Teaching perspective was one of the more interesting of the introductory lessons on historical thinking skills. My experience with Grade 10 students is that they have almost visceral reactions to events and become emotionally attached, especially if there is something they find offensive to their moral compasses. They also have a difficult time judging the actions of an historical figure without using a modern lens. What I tried to do in today’s lesson was have them look at some of the key events of the 21st century from 3 different perspectives; one being their own. I hoped that through this method, it would force them to look at events through the eyes of another.
Before doing this exercise, I put the students through two warm-up exercises. First we watched a few Rick Mercer rants. This gave them the sense that people can have strong view points on certain issues and that they could certainly disagree or agree with these views. I also used these segments as a set up for their own historical rants that they were to do later in the course.
I followed this up with a PowerPoint presentation on advertisements through the ages. Some of these advertisements were from newspaper and magazine ads in the early 1900s. Most were from the 1940s, 1950s and 1960s. Their task was to identify values that existed in those time periods which seemed at odds with current values. Many of the ads approached gender roles or child rearing in ways that seemed out of date with modern sensibilities. Many of these ads stirred either humourous reactions or righteous indignation in my students. The whole idea behind this activity was to show that attitudes do change over time and are likely to continue to change over time. We also struck upon the idea that ads which we find completely unacceptable today were accepted, in many cases, without question in previous time periods.

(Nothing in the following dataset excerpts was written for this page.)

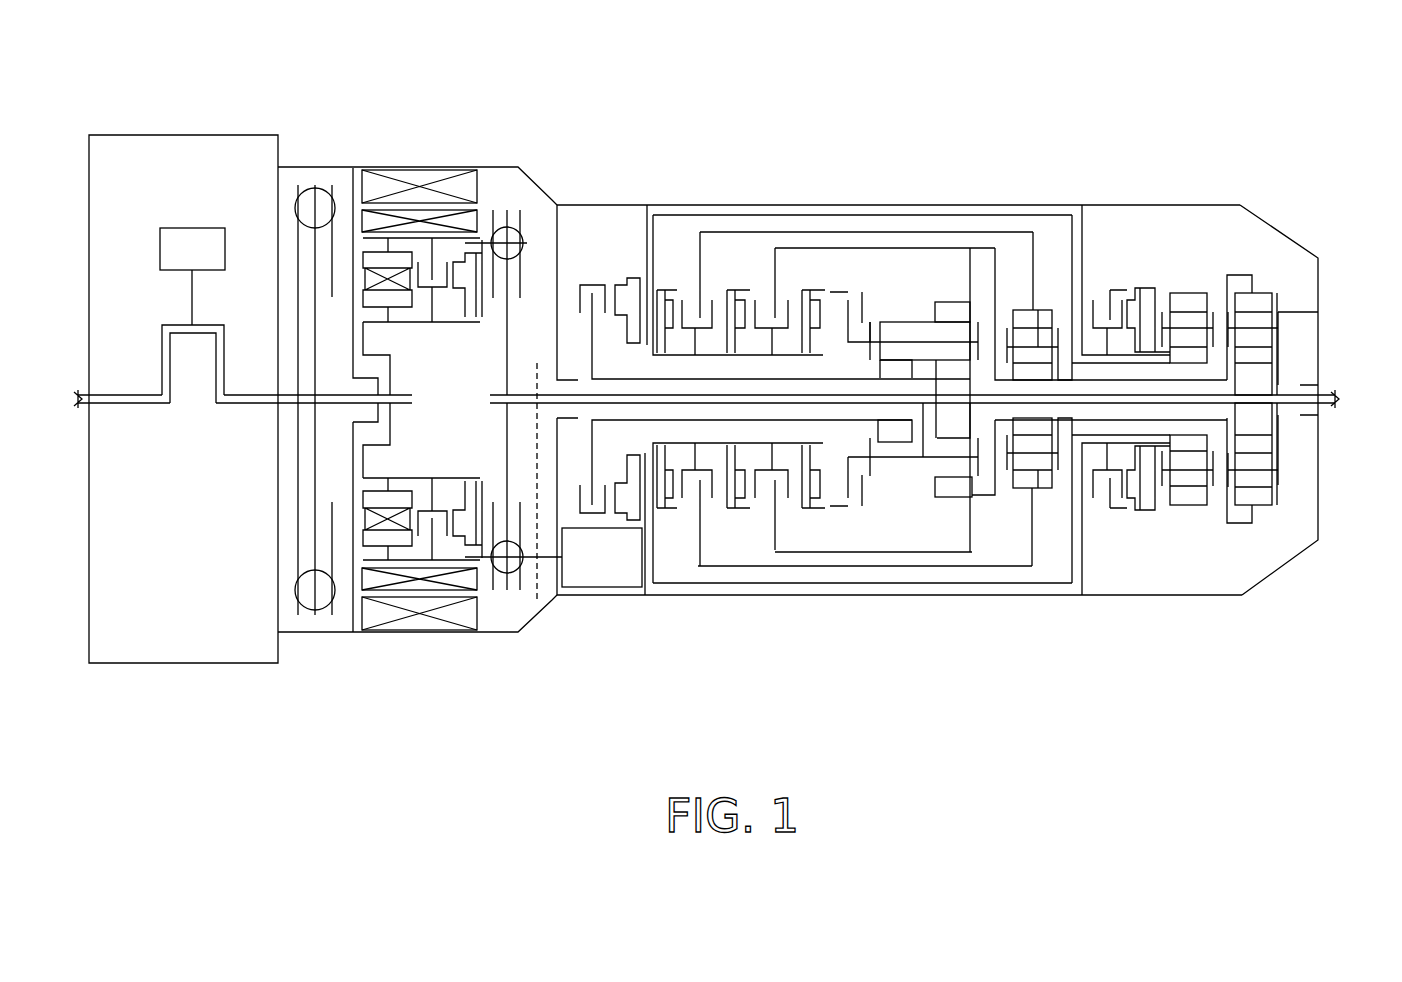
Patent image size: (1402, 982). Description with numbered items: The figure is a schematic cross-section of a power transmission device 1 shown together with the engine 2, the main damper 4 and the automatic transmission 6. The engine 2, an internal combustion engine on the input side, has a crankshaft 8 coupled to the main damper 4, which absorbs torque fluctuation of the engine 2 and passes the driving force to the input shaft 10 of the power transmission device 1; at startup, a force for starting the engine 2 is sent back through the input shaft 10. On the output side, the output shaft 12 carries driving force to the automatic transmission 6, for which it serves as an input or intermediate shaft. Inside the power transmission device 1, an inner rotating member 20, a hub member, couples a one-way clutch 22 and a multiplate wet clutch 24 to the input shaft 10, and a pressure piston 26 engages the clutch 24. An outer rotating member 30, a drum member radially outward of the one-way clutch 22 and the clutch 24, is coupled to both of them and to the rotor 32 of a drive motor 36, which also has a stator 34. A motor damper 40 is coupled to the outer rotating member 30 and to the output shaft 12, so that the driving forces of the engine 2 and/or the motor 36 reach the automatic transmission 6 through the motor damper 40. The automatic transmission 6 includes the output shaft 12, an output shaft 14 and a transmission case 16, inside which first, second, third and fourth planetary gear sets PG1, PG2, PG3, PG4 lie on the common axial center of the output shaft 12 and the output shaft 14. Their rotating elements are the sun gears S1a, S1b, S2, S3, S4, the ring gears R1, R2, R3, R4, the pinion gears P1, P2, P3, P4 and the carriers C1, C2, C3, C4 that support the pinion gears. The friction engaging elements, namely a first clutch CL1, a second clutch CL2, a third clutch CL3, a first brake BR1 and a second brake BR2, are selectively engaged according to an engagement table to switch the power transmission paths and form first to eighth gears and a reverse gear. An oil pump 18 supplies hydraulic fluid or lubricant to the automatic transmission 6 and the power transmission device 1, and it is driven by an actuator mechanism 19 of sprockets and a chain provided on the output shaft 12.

The power transmission device 1 is at (540, 158).
The engine 2 is at (168, 125).
The main damper 4 is at (306, 150).
The automatic transmission 6 is at (905, 203).
The crankshaft 8 is at (240, 405).
The input shaft 10 is at (330, 405).
The output shaft 12 is at (500, 405).
The output shaft 14 is at (1335, 399).
The transmission case 16 is at (1137, 205).
The oil pump 18 is at (598, 588).
The actuator mechanism 19 is at (537, 606).
The inner rotating member 20 is at (370, 340).
The one-way clutch 22 is at (402, 312).
The multiplate wet clutch 24 is at (442, 300).
The pressure piston 26 is at (478, 305).
The outer rotating member 30 is at (485, 215).
The rotor 32 is at (357, 220).
The stator 34 is at (396, 172).
The drive motor 36 is at (428, 165).
The motor damper 40 is at (535, 218).
The first brake BR1 is at (592, 282).
The second brake BR2 is at (1098, 290).
The first clutch CL1 is at (858, 286).
The second clutch CL2 is at (765, 286).
The third clutch CL3 is at (690, 286).
The first planetary gear set PG1 is at (957, 300).
The second planetary gear set PG2 is at (1040, 300).
The third planetary gear set PG3 is at (1188, 291).
The fourth planetary gear set PG4 is at (1262, 293).
The sun gear S1a is at (860, 292).
The sun gear S1b is at (925, 380).
The sun gear S2 is at (1005, 492).
The sun gear S3 is at (1300, 385).
The sun gear S4 is at (1278, 427).
The ring gear R1 is at (962, 298).
The ring gear R2 is at (1030, 306).
The ring gear R3 is at (1178, 297).
The ring gear R4 is at (1263, 297).
The pinion gear P1 is at (912, 338).
The pinion gear P2 is at (1028, 330).
The pinion gear P3 is at (1195, 293).
The pinion gear P4 is at (1258, 323).
The carrier C1 is at (985, 320).
The carrier C2 is at (1058, 333).
The carrier C3 is at (1222, 337).
The carrier C4 is at (1278, 317).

We ended the lesson by once again returning to the list of thirty events I had pre-selected for a look at the 21st century. Their task was to look at three separate events from three different lenses. The first lens was: what are your views about what happened (a current perspective). The second lens was: how would your grandparents or great-grandparents have reacted to the event and how would it be different from your own. Finally, they were asked to speculate about how future generations would react to the event if they were to study it in a future history course. While this activity may not have reflected the views of actual historical actors, it did force the students to open themselves to different viewpoints. Two events were selected more often than the others for interpretation: the introduction of same sex marriages in Canada and the election of Barack Obama as president of the United States. The idea of changing a societal value system was fairly easy for my students to comprehend. Looking at reactions to less obvious values based historical events may prove to be more challenging, especially when we move to periods of history where the students have little personal insight or experience.
Overall, however, the discussion around the issue of perspective was informal but rich in its diversity of opinion. In my view, it was a good starter session to introducing students to viewpoints that may differ from their own based on little more than a person’s situation in time.